One cannot underestimate the prominent role the West has played in ISIS’ recruitment drive. The disastrous wars in Afghanistan and Iraq, which saw millions displaced and hundreds of thousands of innocent Muslims die has certainly been an emotional draw for Muslims seeking to defend their oppressed Ummah, not to mention the terrible bombing of Libya and supporting Israel’s brutal occupation of Palestine.
In different regions of world, different reasons have been catalysts in ISIS’ recruitment. Economic factors are a significant driving force in Central Asia, where former Soviet Republics such as Kazakhstan, Uzbekistan, Turkmenistan and Dagestan have provided tens of thousands of foot soldiers for ISIS. Often faced with grim life prospects, poverty stricken folk are flocking to proselytizing missions sent out by the Gulf States, namely Saudi Arabia. Through enhanced social programs designed to lure people, they are constructing mosques and offering employment to these people who are driven by desperate measures. As a result many local inhabitants are being indoctrinated through “Madrasas.” Via the toxic teachings of Ibn Taymiyyah, teachings that promote intolerance, hatred of Shia, the stoning of women and other abhorrent medieval practices.
Estimates of how many people in Syria and Iraq under ISIS control vary, but they have a core following with a substantial amount of sympathisers. According to the Soufan Group, some 3,000 fighters from Western Europe have travelled to Syria and Iraq, with 760 of those being British.

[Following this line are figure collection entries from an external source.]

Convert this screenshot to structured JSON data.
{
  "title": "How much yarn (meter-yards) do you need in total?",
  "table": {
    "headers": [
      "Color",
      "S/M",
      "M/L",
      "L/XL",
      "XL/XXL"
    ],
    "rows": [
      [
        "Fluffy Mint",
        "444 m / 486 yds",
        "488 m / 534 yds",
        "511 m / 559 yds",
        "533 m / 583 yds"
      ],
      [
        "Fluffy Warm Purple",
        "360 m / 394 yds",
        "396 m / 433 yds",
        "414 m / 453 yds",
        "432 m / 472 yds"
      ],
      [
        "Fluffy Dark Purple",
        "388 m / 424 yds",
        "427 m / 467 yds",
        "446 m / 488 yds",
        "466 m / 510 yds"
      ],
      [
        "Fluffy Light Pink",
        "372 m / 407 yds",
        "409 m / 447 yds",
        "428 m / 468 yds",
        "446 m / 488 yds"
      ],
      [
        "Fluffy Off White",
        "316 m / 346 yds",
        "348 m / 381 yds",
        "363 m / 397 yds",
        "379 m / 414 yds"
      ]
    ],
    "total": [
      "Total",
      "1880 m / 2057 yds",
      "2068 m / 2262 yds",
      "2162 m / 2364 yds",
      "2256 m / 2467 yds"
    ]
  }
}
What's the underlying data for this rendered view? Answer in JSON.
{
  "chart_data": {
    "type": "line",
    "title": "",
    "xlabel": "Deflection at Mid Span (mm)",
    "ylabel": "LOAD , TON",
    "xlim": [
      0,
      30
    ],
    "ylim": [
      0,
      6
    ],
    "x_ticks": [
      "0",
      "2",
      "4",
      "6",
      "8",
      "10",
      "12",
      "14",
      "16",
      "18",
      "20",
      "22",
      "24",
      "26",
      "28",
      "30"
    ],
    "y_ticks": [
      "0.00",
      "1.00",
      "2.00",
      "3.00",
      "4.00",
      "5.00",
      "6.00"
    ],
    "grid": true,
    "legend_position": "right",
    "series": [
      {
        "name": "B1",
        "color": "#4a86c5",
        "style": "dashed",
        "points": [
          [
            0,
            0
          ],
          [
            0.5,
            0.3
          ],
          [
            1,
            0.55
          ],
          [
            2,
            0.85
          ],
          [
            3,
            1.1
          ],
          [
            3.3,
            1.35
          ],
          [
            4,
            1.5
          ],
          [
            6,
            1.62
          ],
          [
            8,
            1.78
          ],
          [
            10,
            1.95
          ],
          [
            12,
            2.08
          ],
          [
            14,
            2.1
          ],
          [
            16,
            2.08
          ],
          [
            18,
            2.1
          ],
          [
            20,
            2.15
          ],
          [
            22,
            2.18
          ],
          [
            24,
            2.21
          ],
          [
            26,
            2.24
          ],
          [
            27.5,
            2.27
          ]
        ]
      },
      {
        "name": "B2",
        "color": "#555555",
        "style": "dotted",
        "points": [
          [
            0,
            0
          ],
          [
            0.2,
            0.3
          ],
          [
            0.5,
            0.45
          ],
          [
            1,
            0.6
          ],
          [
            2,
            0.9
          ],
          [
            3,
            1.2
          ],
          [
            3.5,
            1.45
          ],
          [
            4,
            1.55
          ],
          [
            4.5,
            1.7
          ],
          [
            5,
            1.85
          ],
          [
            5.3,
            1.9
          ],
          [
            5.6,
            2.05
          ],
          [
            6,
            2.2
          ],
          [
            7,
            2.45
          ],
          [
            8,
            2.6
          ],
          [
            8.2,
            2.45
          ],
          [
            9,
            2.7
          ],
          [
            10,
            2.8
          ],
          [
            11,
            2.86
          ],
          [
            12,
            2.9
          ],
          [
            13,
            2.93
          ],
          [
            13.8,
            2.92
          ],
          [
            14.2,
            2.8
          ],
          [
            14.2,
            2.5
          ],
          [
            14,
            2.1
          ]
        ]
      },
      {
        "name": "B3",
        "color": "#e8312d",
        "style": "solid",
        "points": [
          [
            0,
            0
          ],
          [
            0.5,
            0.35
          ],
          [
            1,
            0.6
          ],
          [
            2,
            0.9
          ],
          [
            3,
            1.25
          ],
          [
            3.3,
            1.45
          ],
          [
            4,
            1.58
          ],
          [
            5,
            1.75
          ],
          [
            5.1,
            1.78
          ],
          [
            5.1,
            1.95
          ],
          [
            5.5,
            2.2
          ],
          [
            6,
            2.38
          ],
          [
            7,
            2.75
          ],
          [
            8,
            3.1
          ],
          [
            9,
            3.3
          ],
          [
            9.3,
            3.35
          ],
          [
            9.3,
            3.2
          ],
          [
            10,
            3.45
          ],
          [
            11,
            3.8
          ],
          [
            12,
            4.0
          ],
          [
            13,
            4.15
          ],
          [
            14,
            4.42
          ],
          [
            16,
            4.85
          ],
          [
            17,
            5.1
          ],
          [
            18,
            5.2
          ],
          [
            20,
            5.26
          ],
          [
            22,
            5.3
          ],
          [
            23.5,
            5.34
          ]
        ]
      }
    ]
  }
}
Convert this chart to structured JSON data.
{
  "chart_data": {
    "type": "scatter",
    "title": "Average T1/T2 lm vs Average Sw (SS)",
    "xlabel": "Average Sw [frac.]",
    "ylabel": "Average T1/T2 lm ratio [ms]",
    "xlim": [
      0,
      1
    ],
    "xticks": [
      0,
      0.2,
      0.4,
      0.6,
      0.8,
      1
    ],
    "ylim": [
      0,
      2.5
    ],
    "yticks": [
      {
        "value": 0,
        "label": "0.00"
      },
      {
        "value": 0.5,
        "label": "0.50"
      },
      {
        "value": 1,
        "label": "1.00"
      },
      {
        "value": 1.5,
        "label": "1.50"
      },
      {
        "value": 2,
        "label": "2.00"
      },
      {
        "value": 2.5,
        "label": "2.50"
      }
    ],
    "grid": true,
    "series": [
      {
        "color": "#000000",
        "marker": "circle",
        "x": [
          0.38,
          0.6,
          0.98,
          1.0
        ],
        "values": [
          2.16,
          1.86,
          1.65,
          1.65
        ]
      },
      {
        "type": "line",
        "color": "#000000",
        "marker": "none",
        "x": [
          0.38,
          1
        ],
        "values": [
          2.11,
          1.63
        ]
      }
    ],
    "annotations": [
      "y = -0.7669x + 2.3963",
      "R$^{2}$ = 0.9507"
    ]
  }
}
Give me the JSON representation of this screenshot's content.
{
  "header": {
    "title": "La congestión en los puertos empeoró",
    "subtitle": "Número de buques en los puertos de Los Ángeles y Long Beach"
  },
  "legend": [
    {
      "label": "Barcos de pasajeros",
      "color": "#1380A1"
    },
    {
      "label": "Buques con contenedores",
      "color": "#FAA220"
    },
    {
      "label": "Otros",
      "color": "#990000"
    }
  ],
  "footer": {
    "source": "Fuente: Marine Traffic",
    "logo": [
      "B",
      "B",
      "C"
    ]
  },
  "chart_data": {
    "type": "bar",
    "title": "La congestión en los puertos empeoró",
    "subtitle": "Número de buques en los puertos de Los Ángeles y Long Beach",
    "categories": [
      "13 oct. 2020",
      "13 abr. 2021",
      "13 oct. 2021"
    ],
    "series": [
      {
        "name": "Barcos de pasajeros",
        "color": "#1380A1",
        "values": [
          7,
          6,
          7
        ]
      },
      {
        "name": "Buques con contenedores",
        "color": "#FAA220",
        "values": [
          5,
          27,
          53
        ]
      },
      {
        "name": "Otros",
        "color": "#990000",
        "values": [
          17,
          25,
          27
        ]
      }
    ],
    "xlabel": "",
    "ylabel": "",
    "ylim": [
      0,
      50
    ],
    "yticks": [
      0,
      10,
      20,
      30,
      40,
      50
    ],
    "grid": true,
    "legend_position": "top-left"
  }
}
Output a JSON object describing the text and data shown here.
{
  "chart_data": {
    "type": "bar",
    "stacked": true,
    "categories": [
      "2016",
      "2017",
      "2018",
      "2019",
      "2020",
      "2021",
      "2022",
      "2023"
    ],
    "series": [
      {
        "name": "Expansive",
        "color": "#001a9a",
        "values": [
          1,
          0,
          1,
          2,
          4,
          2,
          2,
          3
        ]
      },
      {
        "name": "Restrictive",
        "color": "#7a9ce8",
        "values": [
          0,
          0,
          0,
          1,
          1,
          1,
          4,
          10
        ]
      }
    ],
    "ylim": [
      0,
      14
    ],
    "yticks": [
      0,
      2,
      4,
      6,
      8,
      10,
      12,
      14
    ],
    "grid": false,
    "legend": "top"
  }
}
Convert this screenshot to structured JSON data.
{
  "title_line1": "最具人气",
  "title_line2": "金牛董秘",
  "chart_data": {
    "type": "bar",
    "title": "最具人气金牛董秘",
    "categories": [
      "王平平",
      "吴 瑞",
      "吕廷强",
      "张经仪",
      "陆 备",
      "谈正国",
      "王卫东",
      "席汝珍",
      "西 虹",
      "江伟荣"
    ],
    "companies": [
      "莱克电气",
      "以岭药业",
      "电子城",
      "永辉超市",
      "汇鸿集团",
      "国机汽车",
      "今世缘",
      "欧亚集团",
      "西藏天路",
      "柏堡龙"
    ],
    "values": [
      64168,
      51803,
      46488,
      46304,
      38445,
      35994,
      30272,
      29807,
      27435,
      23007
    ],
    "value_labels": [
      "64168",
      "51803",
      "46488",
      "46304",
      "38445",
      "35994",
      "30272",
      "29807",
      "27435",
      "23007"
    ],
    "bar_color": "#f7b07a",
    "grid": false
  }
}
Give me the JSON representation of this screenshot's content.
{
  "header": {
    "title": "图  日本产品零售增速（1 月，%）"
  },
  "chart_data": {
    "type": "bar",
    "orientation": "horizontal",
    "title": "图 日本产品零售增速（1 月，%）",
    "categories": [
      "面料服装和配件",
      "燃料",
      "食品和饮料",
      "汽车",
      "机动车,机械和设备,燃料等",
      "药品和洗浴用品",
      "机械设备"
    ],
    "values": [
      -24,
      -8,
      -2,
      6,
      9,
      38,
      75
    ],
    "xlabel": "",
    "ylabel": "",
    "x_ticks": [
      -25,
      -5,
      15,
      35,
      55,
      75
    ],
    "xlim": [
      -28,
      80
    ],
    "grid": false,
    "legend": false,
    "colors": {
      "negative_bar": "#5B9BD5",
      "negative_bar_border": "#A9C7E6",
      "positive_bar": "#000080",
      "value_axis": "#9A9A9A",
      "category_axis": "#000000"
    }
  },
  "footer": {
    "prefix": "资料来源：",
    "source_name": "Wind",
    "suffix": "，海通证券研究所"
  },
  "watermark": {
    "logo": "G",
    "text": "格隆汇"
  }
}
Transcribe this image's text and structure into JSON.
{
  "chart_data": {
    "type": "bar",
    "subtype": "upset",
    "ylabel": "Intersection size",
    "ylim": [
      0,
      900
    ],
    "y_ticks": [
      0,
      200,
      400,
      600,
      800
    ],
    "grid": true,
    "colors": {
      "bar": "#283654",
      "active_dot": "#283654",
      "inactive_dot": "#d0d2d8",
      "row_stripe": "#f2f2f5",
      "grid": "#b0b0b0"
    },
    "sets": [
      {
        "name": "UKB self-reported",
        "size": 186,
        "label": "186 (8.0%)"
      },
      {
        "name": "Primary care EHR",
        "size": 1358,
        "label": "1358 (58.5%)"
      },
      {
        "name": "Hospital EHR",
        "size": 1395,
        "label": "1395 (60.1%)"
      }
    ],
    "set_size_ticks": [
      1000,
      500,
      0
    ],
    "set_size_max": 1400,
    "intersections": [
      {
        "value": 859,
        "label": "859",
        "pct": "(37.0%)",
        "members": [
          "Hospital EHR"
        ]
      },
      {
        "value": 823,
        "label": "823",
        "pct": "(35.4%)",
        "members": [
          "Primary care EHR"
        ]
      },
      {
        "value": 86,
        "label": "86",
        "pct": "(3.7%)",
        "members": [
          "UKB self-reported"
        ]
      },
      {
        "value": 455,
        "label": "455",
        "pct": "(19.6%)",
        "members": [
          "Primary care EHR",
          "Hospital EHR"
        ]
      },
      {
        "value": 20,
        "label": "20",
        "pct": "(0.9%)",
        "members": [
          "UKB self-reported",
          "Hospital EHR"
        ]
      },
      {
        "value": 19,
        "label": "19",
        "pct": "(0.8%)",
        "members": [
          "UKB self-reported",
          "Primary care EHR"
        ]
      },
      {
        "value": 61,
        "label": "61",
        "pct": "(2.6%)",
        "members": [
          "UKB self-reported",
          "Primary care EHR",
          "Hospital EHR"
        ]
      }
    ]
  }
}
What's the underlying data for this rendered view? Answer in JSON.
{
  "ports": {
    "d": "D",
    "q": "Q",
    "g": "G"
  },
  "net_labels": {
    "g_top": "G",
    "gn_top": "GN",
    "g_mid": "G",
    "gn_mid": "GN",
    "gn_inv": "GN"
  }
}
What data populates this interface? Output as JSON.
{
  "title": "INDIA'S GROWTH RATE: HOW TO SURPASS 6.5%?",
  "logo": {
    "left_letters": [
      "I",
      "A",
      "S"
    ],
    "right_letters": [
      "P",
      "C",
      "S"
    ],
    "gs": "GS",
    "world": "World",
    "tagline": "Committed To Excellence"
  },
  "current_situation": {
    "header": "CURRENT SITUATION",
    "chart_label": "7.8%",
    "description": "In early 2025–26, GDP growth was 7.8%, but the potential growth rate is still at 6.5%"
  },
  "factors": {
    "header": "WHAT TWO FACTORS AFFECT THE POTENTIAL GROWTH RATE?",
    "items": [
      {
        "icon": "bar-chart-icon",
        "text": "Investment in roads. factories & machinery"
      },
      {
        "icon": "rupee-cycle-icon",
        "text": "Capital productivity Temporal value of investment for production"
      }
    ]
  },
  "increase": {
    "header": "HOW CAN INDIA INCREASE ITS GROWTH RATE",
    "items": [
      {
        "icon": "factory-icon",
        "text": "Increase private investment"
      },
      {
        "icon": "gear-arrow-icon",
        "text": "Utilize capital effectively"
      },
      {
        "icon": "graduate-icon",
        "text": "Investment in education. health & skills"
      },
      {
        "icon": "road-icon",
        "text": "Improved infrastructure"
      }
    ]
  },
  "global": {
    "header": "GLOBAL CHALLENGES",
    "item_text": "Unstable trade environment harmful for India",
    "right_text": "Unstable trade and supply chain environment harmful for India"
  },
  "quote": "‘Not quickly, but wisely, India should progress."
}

How Do We Fight The Gravitational Pull Of ISIS?
Firstly, we have to acknowledge that a problem exists. There are young Muslims flying half away across the world to commit atrocities, when they should be in our Mosques learning about the Sunnah of the Prophet and basic etiquettes of tolerance and love.
Our mosque structures are usually comprised of committees run by older men who refuse to conform to 21st century standards by ostracising our youth in a variety of ways. They will often make decisions for the mosque without consulting what the young would want, in terms of the types of lectures they want to hear. Sermons will be held by older Imams hired from Pakistan that speak Urdu and little to no English, leaving young Muslims who don’t understand what’s being said with no options but to avoid the mosque at all costs. The same can be said for other groups who bring lecturers in other languages other than English.
Young Muslims, both men and female, need to be incorporated into the decision making aspects of our respective mosques to help facilitate inclusion and social bonding. Setting up youth clubs, organising protests and marches together and going on summer camp trips to promote Islamic ideals are a number of ways talked about to enable our communities to move forward, however their importance to the fabric of our communities is often overlooked.
Our Muslim representatives in the public eye need be more active in the media and promote the message of Islam being a tolerant religion as much as possible. If one was to ask who our British Muslim Members of Parliament were or who was the head of the British Muslim Council, many would be left stumped. This has to change rapidly. The campaign for young British Muslim hearts and minds is perceptive and needs to be fought with intellectual vigour.
As communities, we need to come together as a grassroots movement. Organise events that galvanise youngsters from across different faiths and backgrounds. Encourage interfaith dialogue as the weapon of choice to counter the destructive narrative ISIS promotes for recruitment. Using social media, advertising and faith groups across the country can be a simple but very effective measure to help tie the noose around ISIS and its rabble-rousers who spout their rubbish. Taking on board the practical tools at our disposal, ISIS can be defeated. It will certainly be arduous but with a bit of hope and courage, this is a battle for hearts and minds that needs to be won. The future of young British Muslims depends on it.